Konjunktur

Chinas Industrie leidet unter Lockdowns

Weniger Produktion, weniger Lieferungen, weniger Gewinn: Chinas Industrie spürt die Folgen der Corona-Einschränkungen heftig. Auch für die deutsche Wirtschaft sind das keine guten Nachrichten.

Chinas Industrie leidet unter Lockdowns

Die Gewinne von Chinas Industrieunternehmen sind im April so stark gesunken wie seit zwei Jahren nicht mehr. Wie am Freitag aus offiziellen Daten des Statistikamtes hervorging, schrumpften die Gewinne um 8,5% im Vergleich zum Vorjahr, nachdem sie im März noch um 12,2% gestiegen waren. Der Einbruch ist der stärkste seit März 2020. Die hohen Rohstoffpreise und das durch die Corona-Beschränkungen verursachte Chaos in den Lieferketten drückten die Gewinnspannen und unterbrachen die Fabrikaktivitäten deutlich. Der Industriesektor wurde durch die strengen Lockdown-Regelungen hart getroffen. Die Industrieproduktion in der Handelsmetropole Schanghai brach im April um 61,5% ein. Landesweit ging der Handel um 2,9% zurück.

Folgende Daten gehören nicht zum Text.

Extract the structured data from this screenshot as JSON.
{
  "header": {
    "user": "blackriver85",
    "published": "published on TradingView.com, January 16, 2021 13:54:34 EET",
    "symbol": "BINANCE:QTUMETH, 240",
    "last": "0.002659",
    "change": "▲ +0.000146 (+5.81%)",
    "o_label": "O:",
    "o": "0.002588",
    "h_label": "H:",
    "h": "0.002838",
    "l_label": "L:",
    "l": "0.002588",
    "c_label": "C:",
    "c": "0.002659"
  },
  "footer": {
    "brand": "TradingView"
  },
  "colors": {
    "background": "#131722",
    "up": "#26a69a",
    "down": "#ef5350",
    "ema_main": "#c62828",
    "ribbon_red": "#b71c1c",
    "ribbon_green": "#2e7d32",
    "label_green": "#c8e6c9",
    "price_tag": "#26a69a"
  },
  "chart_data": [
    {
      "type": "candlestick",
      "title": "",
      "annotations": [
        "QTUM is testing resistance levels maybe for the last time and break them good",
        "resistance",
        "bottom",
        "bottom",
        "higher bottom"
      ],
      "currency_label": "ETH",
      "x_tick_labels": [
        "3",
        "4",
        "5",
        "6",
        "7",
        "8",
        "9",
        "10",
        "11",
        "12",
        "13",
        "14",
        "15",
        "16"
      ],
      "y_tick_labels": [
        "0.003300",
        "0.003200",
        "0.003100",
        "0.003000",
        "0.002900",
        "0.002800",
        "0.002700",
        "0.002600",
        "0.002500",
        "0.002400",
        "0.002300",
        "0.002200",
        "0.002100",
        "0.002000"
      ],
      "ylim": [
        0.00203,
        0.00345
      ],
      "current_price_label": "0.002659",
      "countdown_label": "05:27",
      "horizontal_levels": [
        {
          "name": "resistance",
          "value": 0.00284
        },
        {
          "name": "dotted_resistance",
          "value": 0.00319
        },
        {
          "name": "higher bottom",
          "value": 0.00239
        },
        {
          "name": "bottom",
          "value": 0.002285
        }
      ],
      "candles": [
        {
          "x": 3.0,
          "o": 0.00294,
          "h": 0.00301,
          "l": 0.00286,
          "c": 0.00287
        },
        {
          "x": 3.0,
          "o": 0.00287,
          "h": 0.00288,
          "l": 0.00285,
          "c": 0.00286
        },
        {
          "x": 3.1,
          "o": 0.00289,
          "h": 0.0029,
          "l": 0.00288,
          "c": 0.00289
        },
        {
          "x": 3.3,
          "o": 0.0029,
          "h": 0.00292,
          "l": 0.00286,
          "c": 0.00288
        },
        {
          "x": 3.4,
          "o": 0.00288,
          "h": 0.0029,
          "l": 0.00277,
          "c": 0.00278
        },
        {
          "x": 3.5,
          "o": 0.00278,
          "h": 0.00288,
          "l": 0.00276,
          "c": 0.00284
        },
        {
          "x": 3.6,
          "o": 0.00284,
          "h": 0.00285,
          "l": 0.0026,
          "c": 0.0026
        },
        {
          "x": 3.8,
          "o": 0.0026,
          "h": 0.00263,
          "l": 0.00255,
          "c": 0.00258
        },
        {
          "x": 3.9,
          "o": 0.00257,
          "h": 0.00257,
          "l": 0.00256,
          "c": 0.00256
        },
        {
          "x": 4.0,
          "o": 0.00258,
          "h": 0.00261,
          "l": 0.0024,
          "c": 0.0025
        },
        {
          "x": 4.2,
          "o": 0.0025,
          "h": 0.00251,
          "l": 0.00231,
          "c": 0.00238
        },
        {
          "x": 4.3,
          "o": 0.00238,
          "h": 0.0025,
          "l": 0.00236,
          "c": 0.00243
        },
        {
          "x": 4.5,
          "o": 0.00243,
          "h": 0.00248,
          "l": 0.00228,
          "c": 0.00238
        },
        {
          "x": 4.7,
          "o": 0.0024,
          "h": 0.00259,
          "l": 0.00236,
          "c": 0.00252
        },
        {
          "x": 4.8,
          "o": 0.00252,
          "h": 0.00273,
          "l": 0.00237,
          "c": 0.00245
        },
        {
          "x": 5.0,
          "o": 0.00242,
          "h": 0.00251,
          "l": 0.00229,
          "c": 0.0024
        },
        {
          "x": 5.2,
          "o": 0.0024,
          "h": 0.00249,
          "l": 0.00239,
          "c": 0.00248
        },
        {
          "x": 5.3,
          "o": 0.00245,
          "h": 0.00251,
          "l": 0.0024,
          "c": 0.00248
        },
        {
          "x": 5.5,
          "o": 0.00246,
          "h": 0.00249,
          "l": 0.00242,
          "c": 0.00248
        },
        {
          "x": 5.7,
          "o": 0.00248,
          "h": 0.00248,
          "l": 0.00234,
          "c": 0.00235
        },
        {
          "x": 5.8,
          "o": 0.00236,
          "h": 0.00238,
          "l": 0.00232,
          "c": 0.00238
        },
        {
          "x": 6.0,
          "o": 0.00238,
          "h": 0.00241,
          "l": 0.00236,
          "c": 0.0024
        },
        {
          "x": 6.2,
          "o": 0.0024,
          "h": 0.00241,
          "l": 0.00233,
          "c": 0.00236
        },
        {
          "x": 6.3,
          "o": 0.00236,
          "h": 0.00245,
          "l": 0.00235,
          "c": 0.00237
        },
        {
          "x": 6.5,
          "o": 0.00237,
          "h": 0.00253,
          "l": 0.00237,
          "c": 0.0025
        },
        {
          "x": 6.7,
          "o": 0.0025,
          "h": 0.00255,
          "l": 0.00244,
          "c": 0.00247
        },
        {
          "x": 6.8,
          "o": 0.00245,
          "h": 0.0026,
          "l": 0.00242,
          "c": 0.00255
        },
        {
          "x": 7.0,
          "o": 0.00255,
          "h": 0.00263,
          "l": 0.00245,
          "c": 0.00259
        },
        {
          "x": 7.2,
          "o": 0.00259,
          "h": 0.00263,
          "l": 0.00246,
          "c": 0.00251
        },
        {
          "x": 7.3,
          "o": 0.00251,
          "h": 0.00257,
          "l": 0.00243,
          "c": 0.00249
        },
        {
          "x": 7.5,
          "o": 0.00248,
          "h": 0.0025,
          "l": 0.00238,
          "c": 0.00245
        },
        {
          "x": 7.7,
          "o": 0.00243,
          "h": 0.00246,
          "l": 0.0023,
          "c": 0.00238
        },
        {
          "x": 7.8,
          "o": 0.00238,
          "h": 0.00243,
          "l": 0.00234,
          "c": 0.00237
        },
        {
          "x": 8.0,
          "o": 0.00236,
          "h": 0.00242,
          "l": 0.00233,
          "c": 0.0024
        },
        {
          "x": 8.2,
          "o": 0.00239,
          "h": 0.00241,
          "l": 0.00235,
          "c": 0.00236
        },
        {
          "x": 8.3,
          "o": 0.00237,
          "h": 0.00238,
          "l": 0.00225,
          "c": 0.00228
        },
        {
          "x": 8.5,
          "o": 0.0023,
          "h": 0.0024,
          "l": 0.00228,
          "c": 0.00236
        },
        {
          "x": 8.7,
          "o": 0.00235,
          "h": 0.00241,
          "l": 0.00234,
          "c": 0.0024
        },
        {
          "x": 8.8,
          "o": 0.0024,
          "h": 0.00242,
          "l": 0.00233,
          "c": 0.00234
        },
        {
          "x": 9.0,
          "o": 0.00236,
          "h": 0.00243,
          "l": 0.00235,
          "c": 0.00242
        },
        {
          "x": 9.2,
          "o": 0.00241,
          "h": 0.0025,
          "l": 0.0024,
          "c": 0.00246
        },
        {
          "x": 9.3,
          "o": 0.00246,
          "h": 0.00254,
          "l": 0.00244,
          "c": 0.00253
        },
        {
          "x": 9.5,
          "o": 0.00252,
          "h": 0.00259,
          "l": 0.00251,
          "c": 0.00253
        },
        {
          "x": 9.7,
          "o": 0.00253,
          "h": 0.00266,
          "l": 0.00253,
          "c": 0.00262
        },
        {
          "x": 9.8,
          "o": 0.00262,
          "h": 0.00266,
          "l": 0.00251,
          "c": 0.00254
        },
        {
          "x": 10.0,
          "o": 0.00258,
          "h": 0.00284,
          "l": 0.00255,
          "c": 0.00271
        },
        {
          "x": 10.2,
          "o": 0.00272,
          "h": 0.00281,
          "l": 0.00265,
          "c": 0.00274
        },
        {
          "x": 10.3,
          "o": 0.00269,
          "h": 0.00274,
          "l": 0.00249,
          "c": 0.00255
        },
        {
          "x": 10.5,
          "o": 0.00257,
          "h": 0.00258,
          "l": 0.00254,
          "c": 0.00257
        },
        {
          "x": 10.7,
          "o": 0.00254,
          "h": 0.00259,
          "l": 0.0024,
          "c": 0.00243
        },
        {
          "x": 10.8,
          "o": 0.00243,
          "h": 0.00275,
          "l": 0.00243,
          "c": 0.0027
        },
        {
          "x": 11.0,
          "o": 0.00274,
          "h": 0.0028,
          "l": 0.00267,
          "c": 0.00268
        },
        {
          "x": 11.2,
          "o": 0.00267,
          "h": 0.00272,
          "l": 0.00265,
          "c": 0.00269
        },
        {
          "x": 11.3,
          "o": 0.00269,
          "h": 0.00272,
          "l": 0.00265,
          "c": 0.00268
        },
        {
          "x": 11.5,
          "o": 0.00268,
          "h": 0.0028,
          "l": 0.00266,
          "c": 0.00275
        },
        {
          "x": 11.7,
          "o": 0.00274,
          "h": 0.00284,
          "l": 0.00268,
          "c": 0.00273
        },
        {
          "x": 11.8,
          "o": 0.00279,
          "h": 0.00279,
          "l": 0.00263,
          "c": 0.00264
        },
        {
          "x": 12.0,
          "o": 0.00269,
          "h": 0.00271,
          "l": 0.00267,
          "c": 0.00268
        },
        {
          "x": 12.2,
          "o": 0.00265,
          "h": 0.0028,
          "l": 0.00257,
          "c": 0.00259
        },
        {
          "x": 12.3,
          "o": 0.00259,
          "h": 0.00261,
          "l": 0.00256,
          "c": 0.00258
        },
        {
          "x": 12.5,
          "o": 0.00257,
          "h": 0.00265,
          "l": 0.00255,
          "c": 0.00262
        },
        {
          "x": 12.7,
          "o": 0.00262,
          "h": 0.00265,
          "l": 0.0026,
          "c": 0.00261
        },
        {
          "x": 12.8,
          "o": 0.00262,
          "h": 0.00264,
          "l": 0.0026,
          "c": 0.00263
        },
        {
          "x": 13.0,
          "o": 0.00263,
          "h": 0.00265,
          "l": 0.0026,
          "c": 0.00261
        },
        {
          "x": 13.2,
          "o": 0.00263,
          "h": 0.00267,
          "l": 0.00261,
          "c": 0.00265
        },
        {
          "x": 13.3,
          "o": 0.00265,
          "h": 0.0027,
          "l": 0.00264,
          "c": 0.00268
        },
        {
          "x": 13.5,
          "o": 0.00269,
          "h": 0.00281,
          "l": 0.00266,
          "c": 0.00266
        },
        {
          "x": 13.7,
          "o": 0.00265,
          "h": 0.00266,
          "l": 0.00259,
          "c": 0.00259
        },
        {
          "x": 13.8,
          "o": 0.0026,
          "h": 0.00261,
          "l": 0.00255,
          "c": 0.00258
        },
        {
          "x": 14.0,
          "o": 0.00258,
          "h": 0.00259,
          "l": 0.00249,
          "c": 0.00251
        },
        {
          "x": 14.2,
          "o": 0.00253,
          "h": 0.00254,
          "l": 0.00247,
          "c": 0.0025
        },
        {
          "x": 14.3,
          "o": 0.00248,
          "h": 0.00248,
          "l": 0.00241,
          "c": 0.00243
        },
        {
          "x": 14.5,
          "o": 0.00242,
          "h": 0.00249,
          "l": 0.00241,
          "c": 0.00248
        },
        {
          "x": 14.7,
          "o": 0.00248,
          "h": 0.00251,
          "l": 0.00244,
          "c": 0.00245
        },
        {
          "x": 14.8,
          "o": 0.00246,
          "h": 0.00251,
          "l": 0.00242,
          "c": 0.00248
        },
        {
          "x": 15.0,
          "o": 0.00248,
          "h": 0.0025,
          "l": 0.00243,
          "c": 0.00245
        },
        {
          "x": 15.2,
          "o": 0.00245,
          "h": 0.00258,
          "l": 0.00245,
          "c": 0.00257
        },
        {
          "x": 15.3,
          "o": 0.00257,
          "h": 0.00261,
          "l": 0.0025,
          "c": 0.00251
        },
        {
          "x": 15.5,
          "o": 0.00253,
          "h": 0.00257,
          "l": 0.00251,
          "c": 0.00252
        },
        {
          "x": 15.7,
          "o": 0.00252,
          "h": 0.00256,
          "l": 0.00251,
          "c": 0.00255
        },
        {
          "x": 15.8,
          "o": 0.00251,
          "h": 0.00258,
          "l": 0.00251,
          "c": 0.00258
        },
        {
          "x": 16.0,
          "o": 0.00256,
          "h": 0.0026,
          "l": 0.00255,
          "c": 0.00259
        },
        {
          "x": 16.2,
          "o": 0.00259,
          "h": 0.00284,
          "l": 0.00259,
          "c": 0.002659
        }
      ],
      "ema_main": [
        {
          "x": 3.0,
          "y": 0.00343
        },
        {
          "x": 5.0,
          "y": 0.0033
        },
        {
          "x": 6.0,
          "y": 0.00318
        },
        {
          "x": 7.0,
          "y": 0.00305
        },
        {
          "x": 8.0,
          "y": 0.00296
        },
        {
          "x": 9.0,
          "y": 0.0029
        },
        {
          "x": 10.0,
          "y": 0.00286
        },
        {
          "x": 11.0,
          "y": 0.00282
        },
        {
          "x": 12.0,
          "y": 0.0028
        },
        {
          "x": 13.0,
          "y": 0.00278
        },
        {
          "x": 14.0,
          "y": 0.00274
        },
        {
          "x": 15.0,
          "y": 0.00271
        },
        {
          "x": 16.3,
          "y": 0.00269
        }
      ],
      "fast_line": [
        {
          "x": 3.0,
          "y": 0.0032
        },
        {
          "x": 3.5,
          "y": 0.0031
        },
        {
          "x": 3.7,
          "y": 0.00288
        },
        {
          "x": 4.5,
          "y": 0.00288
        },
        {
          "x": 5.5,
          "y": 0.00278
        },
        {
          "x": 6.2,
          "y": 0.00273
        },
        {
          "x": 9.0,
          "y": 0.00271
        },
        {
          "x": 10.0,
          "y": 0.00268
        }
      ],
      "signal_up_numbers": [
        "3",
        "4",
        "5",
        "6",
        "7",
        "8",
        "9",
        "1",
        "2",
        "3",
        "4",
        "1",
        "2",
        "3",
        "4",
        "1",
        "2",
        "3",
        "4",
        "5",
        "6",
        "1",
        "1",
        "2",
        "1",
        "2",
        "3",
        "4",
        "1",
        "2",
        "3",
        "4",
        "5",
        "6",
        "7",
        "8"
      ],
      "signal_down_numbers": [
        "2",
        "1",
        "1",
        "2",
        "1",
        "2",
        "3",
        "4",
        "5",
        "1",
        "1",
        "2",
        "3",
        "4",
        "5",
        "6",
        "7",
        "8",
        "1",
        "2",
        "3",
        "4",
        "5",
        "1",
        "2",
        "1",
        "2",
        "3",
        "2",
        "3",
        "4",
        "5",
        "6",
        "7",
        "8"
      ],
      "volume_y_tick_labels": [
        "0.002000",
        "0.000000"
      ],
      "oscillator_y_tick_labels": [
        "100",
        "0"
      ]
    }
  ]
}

Chinas Ministerpräsident Li Keqiang warnte vor schwerwiegenden Folgen, wenn die Behörden nicht entschlossen gegen einen weiteren Konjunktureinbruch vorgingen. Eine Kontraktion der Wirtschaft im zweiten Quartal müsse vermieden werden, sagte er auf einer Dringlichkeitssitzung am Mittwoch vor Tausenden lokaler Beamten. Lis Kommentare waren offener als die von den staatlichen Medien veröffentlichten offiziellen Angaben. Das Wirtschaftswachstum laufe Gefahr, den vertretbaren Rahmen zu verlassen, sagte er nach Angaben darüber informierter Personen. China werde einen enormen Preis zahlen, wenn die Wirtschaft nicht mit einer bestimmten Geschwindigkeit weiter wachsen könne. Der Weg zur Erholung würde in diesem Fall lang. Im zweiten Quartal müsse eine positive Wachstumsrate erzielt werden, so Li. Er zählte eine Handvoll Ziele auf, auf die sich die lokalen Beamten in diesem Jahr konzentrieren sollten, darunter ein besseres Gleichgewicht zwischen Covid-Eindämmung und Wirtschaftswachstum. Wachstum sei der Schlüssel zur Lösung aller Probleme im Land, so etwa der Schaffung von Arbeitsplätzen, der Sicherung des Lebensunterhalts der Menschen und der Eindämmung von Corona.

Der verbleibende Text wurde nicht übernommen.